ALABOUR MP, Barry Sheerman (Huddersfie­ld), took an unexpected­ly savage bite out of Radio 4’s Today programme, saying it was being ruined by its new editress, Sarah Sands, and by one of its presenters, Nick Robinson. Culture minister Matt Hancock hit back at this, saying it was a ‘superb’ show. Maybe, but at 6.30am yesterday its sports presenter was spouting frightful cliches in her bulletin. Mr Sheerman did not lay forth any thesis for his attack but it may be that he considers Today to be Right-wing. Hearing test for Sheerman please, matron.

Later, MPs held a big debate in which they complained about how rude some members of the public were to them.

In the seven sitting days we have had this September, MPs have held debates on, among other topics, the following: Venezuelan politics, housing design, the Internatio­nal Day of Democracy, a proposed new prison in Port Talbot, the relationsh­ip between Scotland and Malawi, and barriers for women in standing for Parliament.

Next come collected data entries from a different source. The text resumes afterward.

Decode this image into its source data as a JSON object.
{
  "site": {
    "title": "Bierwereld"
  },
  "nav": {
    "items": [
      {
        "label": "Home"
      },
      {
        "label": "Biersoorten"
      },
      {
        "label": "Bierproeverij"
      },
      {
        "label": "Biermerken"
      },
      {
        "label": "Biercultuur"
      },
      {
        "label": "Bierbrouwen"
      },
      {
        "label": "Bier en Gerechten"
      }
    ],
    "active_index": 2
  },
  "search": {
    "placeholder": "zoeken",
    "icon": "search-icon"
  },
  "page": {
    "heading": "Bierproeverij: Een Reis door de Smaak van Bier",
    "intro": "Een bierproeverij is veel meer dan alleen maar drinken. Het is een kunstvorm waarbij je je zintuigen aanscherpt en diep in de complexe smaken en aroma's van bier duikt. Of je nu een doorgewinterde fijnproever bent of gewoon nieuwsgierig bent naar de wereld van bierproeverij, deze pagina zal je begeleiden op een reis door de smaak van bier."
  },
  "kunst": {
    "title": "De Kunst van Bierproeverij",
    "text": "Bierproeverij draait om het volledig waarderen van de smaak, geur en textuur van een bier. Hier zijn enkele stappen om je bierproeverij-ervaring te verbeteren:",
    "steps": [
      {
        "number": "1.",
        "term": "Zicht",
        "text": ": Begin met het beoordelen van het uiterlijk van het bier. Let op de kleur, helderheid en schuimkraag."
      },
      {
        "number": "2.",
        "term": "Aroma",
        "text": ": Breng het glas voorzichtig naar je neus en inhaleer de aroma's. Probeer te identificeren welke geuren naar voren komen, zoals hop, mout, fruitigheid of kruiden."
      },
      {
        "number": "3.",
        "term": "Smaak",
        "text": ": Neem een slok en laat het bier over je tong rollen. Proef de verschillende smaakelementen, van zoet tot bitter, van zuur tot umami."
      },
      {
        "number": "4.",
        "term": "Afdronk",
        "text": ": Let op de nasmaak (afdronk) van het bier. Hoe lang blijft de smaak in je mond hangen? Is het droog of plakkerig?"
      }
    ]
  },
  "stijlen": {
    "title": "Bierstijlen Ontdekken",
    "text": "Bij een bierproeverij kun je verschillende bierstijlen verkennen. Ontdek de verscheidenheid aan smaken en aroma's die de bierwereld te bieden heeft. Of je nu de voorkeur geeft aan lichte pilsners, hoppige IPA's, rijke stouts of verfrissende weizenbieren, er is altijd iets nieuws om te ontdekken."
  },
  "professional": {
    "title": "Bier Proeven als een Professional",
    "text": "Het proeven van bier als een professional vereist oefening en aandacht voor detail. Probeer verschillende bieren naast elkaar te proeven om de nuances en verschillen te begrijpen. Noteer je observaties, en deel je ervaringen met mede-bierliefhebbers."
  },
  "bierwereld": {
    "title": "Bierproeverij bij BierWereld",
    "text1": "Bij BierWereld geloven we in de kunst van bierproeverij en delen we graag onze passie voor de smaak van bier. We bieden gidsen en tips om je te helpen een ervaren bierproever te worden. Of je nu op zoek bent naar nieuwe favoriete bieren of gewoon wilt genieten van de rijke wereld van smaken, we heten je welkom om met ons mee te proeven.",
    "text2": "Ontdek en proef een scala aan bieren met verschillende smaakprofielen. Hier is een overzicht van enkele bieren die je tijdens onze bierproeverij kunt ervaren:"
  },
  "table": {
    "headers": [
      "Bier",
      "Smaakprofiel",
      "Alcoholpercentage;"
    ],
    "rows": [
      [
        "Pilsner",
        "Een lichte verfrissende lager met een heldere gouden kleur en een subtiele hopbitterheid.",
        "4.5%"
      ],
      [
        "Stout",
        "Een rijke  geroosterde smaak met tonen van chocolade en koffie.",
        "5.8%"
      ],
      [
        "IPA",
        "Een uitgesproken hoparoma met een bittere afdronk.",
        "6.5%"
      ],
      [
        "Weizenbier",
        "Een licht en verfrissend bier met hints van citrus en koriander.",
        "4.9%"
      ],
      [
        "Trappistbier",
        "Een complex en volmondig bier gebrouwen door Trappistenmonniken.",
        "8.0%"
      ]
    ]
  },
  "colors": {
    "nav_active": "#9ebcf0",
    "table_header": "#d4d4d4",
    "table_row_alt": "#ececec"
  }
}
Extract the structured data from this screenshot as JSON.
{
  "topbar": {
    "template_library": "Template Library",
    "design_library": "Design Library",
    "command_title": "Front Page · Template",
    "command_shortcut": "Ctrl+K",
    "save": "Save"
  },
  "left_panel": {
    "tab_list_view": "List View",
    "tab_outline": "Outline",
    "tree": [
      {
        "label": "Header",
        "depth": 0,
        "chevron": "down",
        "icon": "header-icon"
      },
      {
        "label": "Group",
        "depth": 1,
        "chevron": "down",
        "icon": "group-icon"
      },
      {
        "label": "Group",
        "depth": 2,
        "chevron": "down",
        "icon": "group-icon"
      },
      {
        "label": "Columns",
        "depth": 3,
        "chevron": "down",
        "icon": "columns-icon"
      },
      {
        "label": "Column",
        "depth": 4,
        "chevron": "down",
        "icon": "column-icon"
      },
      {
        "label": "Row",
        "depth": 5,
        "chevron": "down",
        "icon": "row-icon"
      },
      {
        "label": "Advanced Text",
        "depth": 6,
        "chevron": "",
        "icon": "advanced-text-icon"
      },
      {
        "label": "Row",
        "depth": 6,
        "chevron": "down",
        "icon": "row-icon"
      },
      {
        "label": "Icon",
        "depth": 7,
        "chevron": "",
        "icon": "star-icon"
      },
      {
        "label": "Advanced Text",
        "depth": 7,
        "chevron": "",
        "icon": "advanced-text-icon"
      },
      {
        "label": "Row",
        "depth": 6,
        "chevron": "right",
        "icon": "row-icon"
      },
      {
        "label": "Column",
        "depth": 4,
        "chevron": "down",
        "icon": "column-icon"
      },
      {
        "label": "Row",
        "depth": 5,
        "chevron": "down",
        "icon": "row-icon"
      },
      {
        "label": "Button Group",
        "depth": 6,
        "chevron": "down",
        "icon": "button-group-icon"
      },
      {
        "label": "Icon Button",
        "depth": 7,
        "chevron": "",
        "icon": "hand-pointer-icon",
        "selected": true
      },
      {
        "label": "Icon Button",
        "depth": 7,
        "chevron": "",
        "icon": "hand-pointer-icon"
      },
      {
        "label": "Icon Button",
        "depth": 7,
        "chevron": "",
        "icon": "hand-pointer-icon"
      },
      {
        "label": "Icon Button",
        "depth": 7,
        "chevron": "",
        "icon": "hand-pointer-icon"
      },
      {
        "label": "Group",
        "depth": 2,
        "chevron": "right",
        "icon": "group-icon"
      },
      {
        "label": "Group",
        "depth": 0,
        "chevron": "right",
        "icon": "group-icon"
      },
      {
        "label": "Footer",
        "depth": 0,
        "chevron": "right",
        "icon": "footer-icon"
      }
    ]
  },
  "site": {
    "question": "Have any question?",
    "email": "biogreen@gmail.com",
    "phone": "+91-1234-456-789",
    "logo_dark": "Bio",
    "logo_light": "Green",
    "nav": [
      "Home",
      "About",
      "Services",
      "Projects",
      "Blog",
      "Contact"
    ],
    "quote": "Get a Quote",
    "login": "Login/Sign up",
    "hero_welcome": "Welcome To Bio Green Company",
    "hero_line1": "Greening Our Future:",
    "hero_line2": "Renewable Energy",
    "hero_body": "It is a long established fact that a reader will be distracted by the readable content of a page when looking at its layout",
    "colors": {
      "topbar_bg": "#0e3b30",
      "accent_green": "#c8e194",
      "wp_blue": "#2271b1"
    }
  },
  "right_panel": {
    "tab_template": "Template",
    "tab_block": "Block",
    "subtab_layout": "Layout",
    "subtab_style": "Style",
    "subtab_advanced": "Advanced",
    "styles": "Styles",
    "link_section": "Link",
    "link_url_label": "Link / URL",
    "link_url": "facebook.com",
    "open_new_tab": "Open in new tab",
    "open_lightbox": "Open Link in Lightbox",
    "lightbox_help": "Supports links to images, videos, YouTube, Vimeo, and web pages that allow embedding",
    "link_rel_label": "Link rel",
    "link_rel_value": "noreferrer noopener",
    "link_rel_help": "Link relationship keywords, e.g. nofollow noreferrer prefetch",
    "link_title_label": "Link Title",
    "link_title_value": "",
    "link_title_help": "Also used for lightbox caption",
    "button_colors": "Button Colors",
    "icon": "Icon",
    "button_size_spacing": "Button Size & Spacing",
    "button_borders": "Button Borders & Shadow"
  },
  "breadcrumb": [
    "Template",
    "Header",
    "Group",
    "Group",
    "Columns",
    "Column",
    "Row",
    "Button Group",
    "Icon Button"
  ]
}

Humdingers, we got em.

There were two big votes in those seven days, one on Brexit’s ‘Great Repeal’ Bill, the other on Tory packing of Commons committees. Both could have waited until October. In the Lords there has been continued moaning about Brexit, arch Europhiles Lords Hannay, Kerr and Davies of Stamford keening like wall-eyed shamans.

Earlier this year the Government was tempted to scrap the September sitting – and probably would have done so had Theresa May won the election with ease. That not being the case, Downing Street and its business managers caved in to the terror that Fleet Street’s editorial writers would go on the warpath if MPs were given a nine-week break.

The country might not grieve too much if the miseries were given nine MONTHS away. Imagine the peace. Imagine the lack of blether. Imagine, imagine, in vain.